Carrie Tree's album 'Home To The Invisible' set for March release
Album release: Home to The Invisible by Carrie Tree
Release date: 17 March 2014
Label: Wild Cedar Records
Listen: on official website
For Brighton’s Carrie Tree, 2013 was a landmark year. Having performed on the new 2000+ capacity William’s Green stage at Glastonbury Festival (along with bands like Alt-J and The Vaccines) she was also the featured artist on Andy Barlow’s (Lamb) new project ‘Lowb’, released by Distiller Records back in May. Carrie went on to appear with Lowb on Dermot O’Leary’s BBC Radio 2 show, where they performed a cover of Portishead’s Glory Box. Carrie has toured and/or collaborated with the likes of Damien Rice, Fink, Duke Special, Rumer, Carly Simon, Ben Taylor, Martha Tilston. She has been a popular name on the UK alternative/green festival scene for several years playing regularly at festivals like Glastonbury, Sunrise, Shambala and Buddhafields, touring Europe many times; which is where we pick things up in 2014…
For her brand new album Home To The Invisible, songwriter Carrie Tree recorded in Sussex and Cornwall UK, as well as traveling to Headroom Studio's in South Africa, with the aim of compiling a sound that experimented with global instrumentation and subtle acoustic effects, whilst maintaining the intimacy, naturalness and space for which she is most noted. Linking up with members of Ladysmith Black Mambazo and the late Miriam Makeba’s band, their contributions to the songs Mama Kita and Thousand Days stand out on this confident set of delicate and fiercely individual songs.
Drawing on a range of influences from John Martyn, Nick Drake, The Be Good Tanya's, Iron and Wine, Joni Mitchell, Salif Keita, Oumou Sangare and Ray Lamontagne, Home To The Invisible’s opening track Never Said Goodbye’s hushed delicateness is punctuated by subtle, fluttering trills on an especially sparse soundscape. Mama Kita, contrastingly, is one of the album’s showpieces. Carrie travelled to Durban, South Africa, where she stayed for 2 weeks recording with singers Albert Mazibuko from Ladysmith Black Mambazo (well known also through Paul Simon’s Graceland album) and Zamo Mbutho from Miriam Makeba's band. The track benefits from some traditional African instruments like Kora (African harp), Nyatiti, Djembe, Endingidi (traditional Ugandan tube fiddle) and also cello, fretless bass, bansuri (North Indian flute), guitar and percussion.

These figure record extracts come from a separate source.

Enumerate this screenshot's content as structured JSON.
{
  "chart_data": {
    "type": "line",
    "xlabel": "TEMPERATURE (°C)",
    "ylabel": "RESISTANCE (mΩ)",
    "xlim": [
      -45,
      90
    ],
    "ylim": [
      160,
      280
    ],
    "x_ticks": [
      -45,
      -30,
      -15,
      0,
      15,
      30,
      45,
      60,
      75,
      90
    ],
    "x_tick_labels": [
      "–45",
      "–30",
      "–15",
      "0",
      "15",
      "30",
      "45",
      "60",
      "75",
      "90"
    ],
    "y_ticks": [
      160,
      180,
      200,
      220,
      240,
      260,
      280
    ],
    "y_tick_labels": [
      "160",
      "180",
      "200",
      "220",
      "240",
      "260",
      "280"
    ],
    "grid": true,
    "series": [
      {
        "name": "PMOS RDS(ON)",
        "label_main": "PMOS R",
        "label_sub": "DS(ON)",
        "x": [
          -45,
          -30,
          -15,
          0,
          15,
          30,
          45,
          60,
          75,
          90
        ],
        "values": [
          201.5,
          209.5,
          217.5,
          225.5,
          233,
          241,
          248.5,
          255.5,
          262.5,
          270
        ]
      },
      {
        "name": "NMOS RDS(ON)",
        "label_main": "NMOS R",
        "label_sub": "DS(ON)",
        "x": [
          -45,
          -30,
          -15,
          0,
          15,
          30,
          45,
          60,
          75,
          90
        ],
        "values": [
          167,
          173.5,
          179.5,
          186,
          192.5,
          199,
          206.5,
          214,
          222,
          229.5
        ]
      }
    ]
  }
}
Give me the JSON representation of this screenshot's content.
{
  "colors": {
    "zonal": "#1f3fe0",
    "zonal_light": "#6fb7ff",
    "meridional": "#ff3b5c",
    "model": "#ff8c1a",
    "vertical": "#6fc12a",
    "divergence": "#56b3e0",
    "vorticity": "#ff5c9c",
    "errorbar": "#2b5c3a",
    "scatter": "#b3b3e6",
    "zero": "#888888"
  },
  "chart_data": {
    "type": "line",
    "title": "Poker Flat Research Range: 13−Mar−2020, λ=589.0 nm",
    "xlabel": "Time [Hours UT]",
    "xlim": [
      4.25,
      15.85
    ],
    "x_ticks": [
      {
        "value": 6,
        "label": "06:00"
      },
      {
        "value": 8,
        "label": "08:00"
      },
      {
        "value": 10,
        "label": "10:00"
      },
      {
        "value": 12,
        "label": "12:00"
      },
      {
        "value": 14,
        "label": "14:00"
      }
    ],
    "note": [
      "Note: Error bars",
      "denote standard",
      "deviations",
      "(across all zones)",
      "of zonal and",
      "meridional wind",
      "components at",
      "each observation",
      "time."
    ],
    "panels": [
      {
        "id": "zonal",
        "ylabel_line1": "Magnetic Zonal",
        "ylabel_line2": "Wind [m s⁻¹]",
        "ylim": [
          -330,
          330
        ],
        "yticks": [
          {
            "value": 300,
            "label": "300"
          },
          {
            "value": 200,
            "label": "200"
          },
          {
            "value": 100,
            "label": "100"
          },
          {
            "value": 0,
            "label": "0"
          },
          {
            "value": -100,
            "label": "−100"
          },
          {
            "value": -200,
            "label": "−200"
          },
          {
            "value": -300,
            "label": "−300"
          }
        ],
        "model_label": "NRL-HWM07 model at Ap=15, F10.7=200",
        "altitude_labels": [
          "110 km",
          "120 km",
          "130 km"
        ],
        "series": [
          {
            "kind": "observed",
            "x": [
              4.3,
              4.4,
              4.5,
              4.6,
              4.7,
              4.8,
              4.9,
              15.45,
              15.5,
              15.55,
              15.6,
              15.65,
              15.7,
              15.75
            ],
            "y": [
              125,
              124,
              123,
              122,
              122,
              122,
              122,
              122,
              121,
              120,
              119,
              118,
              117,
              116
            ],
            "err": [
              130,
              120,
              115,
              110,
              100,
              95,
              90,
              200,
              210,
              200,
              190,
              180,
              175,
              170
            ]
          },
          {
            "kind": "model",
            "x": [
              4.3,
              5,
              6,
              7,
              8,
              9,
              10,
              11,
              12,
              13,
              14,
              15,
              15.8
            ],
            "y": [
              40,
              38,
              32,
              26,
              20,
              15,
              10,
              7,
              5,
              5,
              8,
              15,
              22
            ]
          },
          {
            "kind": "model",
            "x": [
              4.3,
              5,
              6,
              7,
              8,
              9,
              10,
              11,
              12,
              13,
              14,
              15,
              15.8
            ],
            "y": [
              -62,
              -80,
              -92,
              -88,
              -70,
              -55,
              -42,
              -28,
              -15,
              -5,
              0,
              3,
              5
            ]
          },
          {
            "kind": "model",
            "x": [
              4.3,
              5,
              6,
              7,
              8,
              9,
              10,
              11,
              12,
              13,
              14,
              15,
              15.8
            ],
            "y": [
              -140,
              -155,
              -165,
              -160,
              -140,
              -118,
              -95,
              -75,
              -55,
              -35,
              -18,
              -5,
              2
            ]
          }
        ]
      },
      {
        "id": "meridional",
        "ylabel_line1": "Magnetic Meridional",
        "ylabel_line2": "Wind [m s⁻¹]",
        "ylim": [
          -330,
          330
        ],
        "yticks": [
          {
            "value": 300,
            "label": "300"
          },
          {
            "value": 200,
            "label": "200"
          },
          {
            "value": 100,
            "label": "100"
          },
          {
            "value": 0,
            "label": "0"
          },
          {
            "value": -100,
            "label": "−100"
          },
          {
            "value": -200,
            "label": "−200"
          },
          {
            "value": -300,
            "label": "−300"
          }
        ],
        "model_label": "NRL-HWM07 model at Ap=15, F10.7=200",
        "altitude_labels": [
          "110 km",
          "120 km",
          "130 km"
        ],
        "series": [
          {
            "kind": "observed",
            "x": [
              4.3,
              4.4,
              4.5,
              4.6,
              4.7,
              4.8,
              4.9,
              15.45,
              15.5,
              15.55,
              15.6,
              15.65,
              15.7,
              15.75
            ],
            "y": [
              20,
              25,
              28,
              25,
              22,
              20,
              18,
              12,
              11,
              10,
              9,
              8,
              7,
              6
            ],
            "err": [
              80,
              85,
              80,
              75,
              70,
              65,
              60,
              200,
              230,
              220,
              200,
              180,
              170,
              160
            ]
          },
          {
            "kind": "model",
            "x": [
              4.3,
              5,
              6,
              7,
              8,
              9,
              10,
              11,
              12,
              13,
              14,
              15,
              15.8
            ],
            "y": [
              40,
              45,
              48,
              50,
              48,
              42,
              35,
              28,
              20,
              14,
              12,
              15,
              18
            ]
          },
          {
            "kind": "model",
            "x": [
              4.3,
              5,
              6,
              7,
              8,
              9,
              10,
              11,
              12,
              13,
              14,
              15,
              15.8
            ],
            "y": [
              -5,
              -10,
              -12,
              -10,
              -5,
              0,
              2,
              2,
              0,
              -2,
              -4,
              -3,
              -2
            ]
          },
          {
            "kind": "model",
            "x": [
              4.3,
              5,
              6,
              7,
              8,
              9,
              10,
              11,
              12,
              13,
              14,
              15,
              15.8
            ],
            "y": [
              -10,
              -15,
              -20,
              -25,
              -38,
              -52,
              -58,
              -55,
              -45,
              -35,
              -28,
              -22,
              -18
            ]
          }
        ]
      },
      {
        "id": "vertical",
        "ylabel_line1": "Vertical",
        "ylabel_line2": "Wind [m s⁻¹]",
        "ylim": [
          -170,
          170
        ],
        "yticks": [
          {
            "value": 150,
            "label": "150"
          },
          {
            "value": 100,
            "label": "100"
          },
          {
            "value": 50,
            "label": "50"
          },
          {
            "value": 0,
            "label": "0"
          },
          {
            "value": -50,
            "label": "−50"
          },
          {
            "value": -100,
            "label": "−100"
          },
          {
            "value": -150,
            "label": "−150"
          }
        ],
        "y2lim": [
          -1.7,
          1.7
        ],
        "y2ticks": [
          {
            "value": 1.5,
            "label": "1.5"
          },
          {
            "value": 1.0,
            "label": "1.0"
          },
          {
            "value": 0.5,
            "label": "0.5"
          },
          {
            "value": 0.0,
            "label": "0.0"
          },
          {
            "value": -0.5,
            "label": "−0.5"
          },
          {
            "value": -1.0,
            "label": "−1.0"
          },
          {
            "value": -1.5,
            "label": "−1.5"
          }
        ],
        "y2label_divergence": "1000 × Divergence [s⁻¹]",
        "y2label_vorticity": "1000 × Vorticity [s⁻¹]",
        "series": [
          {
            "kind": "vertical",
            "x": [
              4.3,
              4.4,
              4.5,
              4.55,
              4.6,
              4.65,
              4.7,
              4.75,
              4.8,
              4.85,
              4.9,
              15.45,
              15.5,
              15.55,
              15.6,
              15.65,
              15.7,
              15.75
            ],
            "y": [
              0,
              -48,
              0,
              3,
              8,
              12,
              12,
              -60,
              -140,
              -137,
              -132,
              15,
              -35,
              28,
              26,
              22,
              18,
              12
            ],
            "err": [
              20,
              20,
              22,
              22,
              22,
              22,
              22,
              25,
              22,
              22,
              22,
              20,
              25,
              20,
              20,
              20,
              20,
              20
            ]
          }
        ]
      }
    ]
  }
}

Taking a confident, less is more approach to both vocals and arrangement, Tree and her band play softly, the words frequently dropping to barely a whisper. The subtle electronic touches on Perfectly Cast and momentary glimpses of strings and woodwind on Sweet Oak Tree call to mind Bjork's stripped back reinvention on her album Debut, filtered through an English folk sensibility.
Elsewhere on the album, Wild Winds is bustling and lively and Water Song reminds us of Carrie’s heart-felt connection to Mother Earth, before Unfolds brings the album to a twinkling resolution. Tree, with her fragile, yet powerful, arsenal of skills is surely marked out as a songwriter to truly believe in this year.